High School Football

Days later, Baylor-West Virginia showdown still defies explanation

COMMENTARY

It’s been said that you’ll see everything if you live long enough. And after everything I saw in Thursday night’s Baylor-West Virginia game, I’m beginning to wonder if I’ve already lived so long that Wilford Brimley was one of my high school classmates.

A random, disjointed game deserves random, disjointed thoughts, so here they are.

How did that happen?

I’ve jogged my memory trying to think of another instance in which I saw a team take a delay of game prior to a crucial late field goal with a full complement of timeouts still sitting in its back pocket.

It’s possible I’ve seen it in a decade covering games at the high school level, where most stadiums don’t have a play clock. But even that’s unlikely, because on-field officials at that level usually do a good job of communicating when time is running low.

It would stand to reason that I’ve seen it happen to a team that’s out of timeouts, because how else would you get a delay of game in the fourth quarter? But I can’t think of an example of that, either. Teams who are out of timeouts tend to be hyper-aware of the clock. Especially if they’re on the wrong side of the scoreboard.

So to the best of my memory, West Virginia’s delay of game prior to a potential game-tying 43-yard field goal qualifies as a first. And if I’m somehow forgetting the time I saw such a miscue, I’m confident it didn’t happen right before the kicker was attempting his first career field goal.

For it to happen to a coach who has demonstrated as much attention to detail as Neal Brown does makes it all the more befuddling. Maybe it’s just proof that football is an unpredictable game and anyone is capable of getting lost in the moment.

Brown wasn’t in the mood to give a full breakdown of how such a thing could happen, keeping it simple at “It’s my fault.”

That accountability is a key first step in moving past such a glaring error.

If a grad assistant or anyone else who was supposed to watch the clock dropped the ball in that situation, we’ll never know. Brown is owning it. It’s also a necessary move to prevent losing a locker room that knows it did enough to win. Brown preaches accountability, and now players have proof that he also practices it.

Snap judgement

Bad snaps happen, especially in a shotgun-heavy era. Sometimes they can lose you a good 20 yards or so.

But I can also say with complete certainty that I’ve never seen a team lose half a football field solely on poor snapping. The Mountaineers lost 48 yards on two errant snaps, both of which eliminated golden scoring opportunities.

“Neither of them were supposed to be snapped yet,” Brown said. “I can’t explain them, honestly.”

It’s a telling indictment of West Virginia’s depth that it had to keep its center that didn’t know the snap count in the game.

The center who started the season, Josh Sills – who isn’t even a center but had to move there anyway – is out for the year. The center who replaced him, Chase Behrndt, was injured against Baylor and unavailable to move back over from right guard.
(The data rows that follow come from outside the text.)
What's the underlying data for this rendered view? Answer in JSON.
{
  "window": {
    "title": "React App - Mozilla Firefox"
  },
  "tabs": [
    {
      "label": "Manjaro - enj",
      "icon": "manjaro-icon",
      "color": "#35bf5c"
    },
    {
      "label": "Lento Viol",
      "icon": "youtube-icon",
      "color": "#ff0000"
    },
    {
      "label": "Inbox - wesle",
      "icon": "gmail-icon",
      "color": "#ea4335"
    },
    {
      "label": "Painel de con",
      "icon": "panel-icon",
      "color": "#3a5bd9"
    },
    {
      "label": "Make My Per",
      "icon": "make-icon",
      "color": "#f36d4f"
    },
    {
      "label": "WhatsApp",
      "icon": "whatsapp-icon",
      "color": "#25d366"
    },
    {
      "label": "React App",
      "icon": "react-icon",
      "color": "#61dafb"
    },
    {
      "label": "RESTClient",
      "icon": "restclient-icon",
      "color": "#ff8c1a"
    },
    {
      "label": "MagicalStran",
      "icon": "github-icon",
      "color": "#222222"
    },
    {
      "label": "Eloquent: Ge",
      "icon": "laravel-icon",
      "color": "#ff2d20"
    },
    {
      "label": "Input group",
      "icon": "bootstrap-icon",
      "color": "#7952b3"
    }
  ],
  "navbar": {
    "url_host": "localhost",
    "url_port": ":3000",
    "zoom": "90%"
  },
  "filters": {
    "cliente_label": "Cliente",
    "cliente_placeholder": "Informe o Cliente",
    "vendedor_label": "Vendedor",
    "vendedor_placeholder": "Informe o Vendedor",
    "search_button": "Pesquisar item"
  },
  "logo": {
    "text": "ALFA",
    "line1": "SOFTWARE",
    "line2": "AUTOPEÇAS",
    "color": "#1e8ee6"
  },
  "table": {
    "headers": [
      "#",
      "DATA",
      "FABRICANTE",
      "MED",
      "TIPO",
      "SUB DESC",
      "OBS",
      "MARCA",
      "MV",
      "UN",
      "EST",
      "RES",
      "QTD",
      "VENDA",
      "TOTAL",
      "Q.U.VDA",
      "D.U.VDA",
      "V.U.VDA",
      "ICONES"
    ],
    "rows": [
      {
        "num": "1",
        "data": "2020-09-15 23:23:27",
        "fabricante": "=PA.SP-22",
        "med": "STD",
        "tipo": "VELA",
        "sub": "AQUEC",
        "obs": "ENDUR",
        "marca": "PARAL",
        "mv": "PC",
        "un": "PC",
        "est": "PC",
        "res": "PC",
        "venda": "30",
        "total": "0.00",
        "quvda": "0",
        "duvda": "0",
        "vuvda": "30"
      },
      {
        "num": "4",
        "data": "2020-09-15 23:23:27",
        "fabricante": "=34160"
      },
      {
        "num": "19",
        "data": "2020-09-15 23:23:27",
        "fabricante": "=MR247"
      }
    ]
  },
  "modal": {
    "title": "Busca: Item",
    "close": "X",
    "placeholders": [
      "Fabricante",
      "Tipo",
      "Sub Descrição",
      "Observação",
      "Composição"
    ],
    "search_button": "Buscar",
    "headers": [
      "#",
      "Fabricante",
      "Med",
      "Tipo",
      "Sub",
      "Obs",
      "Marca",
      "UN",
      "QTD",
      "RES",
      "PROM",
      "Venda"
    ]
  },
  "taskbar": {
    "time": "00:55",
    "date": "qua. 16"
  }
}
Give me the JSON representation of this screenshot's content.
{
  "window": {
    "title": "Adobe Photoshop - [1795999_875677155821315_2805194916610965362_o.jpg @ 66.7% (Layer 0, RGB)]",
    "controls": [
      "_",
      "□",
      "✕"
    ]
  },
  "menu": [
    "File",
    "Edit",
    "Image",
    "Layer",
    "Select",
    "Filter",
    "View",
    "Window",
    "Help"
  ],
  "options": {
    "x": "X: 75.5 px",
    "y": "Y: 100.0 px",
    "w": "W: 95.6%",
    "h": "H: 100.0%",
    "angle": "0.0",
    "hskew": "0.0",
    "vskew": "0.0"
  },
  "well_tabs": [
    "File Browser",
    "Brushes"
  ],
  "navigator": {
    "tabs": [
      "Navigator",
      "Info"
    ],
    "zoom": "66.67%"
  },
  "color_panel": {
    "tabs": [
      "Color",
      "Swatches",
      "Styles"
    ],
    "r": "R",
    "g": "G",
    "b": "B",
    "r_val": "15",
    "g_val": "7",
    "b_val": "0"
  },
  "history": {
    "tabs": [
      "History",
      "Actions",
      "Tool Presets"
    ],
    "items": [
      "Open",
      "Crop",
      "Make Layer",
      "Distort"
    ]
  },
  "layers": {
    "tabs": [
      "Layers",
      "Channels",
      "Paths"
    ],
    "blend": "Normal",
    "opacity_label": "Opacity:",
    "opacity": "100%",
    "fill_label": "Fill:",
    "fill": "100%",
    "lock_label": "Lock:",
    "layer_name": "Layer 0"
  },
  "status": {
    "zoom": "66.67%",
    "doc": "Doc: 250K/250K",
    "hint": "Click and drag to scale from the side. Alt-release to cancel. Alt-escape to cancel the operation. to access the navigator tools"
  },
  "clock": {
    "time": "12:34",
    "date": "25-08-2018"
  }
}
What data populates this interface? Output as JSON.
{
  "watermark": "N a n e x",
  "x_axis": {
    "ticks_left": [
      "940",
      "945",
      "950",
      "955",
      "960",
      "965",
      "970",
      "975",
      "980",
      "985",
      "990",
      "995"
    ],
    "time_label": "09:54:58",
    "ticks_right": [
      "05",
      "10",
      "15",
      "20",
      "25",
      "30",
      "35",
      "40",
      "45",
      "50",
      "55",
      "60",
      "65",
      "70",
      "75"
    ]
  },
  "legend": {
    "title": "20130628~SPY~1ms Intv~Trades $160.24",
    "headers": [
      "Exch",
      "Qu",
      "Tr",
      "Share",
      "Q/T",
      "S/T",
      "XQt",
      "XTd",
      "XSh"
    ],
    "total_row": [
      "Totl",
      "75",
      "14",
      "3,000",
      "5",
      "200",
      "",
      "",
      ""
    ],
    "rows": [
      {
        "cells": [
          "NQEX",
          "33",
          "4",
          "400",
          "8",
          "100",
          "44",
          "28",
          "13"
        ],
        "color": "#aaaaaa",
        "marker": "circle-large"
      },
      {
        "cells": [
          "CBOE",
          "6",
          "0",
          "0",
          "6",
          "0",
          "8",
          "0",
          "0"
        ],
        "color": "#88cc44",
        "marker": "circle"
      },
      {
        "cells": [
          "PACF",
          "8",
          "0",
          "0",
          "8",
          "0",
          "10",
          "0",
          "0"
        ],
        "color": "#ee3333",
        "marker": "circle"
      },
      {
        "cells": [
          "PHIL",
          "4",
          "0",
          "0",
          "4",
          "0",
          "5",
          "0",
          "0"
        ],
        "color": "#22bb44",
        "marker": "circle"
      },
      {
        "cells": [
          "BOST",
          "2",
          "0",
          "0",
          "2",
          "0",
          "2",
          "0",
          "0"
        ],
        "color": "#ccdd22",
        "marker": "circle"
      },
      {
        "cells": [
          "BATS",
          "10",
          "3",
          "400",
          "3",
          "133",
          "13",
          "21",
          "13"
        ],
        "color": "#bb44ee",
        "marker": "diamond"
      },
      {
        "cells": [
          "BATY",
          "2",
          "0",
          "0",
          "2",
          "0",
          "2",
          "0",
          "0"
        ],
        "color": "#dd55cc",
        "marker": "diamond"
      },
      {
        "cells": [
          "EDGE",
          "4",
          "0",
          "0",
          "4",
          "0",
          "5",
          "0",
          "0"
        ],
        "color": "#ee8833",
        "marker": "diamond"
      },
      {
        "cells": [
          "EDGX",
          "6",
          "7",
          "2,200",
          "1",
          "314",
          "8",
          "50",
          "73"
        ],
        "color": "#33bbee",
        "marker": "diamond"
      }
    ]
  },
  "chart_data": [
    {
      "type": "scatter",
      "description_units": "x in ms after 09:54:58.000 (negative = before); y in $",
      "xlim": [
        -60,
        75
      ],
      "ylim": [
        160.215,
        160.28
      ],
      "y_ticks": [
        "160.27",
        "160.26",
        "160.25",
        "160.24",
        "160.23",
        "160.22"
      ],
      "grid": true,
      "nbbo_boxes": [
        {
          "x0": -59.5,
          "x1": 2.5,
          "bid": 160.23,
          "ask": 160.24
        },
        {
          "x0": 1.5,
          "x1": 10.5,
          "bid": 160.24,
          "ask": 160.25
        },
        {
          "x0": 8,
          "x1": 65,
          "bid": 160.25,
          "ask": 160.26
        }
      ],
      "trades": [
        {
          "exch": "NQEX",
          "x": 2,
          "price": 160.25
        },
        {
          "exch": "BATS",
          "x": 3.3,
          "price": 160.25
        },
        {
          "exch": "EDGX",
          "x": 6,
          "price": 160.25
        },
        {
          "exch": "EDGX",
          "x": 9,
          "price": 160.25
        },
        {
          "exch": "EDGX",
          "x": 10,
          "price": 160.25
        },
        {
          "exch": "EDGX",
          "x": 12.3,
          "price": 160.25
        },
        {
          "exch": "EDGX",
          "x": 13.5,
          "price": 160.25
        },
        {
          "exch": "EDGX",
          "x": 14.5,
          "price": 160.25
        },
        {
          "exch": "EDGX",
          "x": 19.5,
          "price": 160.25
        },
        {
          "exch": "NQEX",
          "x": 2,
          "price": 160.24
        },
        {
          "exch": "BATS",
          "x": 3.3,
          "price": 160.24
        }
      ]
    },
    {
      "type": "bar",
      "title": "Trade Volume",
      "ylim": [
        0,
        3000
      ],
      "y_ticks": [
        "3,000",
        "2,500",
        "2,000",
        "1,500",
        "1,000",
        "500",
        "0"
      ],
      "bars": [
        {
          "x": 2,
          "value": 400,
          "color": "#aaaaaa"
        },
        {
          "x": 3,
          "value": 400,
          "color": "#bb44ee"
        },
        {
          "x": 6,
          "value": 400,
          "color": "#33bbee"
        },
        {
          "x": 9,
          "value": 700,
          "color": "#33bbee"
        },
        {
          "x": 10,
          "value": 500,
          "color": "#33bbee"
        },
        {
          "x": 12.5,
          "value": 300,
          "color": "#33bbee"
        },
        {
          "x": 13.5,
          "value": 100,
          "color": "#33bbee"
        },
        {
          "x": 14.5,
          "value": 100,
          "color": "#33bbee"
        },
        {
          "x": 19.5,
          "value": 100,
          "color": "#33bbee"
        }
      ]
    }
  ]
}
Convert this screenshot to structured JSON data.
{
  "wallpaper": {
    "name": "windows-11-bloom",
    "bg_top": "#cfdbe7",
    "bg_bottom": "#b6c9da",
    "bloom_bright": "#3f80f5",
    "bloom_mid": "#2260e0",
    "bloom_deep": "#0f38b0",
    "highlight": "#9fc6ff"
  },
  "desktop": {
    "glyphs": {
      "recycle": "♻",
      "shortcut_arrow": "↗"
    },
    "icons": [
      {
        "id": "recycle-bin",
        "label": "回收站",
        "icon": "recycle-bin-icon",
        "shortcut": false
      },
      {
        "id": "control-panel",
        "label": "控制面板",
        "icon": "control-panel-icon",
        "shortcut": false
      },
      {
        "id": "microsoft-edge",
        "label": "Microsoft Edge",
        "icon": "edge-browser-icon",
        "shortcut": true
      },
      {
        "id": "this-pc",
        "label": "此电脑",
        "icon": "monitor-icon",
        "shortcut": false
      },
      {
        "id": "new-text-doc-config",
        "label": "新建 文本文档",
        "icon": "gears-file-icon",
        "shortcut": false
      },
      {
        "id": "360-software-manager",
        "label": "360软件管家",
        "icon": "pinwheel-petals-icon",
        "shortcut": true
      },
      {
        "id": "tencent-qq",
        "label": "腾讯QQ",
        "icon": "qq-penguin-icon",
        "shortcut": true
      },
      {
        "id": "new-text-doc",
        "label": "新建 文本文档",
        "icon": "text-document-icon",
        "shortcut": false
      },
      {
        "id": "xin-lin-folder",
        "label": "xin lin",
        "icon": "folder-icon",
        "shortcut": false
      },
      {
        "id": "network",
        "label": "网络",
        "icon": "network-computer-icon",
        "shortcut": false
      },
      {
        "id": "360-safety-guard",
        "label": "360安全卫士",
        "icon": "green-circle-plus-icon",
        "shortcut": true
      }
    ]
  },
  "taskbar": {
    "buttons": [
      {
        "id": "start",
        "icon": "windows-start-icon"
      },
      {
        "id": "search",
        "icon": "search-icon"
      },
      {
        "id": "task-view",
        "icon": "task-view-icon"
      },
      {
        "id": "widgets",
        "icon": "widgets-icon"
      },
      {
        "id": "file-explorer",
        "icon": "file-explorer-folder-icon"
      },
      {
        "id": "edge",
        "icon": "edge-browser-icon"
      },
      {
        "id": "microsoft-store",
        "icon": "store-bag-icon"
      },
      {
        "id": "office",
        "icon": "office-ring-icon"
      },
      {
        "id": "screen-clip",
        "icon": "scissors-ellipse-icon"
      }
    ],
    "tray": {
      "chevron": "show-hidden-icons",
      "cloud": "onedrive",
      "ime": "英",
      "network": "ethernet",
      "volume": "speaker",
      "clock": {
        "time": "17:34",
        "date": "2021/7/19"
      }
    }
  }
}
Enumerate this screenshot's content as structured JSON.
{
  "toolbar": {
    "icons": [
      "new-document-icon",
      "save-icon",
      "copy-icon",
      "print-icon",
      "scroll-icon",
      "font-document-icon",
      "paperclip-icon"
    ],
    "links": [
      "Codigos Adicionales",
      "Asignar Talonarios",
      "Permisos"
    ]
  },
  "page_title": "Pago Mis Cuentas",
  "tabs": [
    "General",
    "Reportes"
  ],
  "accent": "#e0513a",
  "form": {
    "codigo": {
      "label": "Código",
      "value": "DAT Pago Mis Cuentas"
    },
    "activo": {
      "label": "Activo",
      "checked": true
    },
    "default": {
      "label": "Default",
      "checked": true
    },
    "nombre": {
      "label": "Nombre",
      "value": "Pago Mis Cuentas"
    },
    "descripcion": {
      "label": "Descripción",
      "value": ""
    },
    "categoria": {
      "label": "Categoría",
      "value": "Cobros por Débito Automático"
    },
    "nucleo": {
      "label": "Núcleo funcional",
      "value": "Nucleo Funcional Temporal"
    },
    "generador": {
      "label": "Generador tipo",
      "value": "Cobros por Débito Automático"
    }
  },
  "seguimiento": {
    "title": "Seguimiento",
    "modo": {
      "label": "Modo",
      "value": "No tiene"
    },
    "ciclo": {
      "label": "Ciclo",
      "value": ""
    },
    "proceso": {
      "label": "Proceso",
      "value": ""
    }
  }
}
The lone remaining body behind Briason Mays was Adam Stilley, a vastly undersized matchup for the nose guards in Baylor’s three-man front.

“It does [tie your hands],” Brown said of West Virginia’s lack of depth. “But here’s the deal. We had a chance to win the game… it is what it is.”

The Wright stuff

It was the football equivalent of a guy hitting a grand slam in his first career plate appearance.

Freshman Winston Wright, sent out to return a kickoff for the first time in his college career, turned on the jets and brought it back for a 95-yard touchdown to tie the game. That’s more like a scene out of “Forrest Gump” than something you see in real life.

But it happened.

“Coach just came up to me on the sideline and told me I was going in,” Wright said. “I was looking forward to it and I just did what we were doing in practice all week. I just wanted to make a play. I wanted to bring a spark to my team.”

He certainly did.

Baylor wins a slugfest?

If you’ve never seen Baylor win a defensive battle, you’re not alone.

Baylor and West Virginia set a certain tone with a 70-63 game the first time they played one another, and the Bears have spent much of the ensuing seven seasons with an identity that starts and ends on the offensive side of the ball.

Thursday night’s game marked the first time Baylor won a game in which it scored fewer than 20 points since Sept. 30, 2006, when it beat Kansas State 17-3. Two weeks later, that same Baylor defense allowed 63 points to Texas.

This year’s Bears played like Hall of Fame linebacker Mike Singletary was still in their lineup, limiting West Virginia to 14 rushing yards on 26 attempts. It was West Virginia’s lowest rushing total since Syracuse held the Mountaineers to minus-10 yards in 1996.

Of course, WVU’s rushing stats are badly skewed by the two errant snaps. With those removed from the picture, the Mountaineers managed a still shoddy but far from historically inept 77 yards on 24 carries.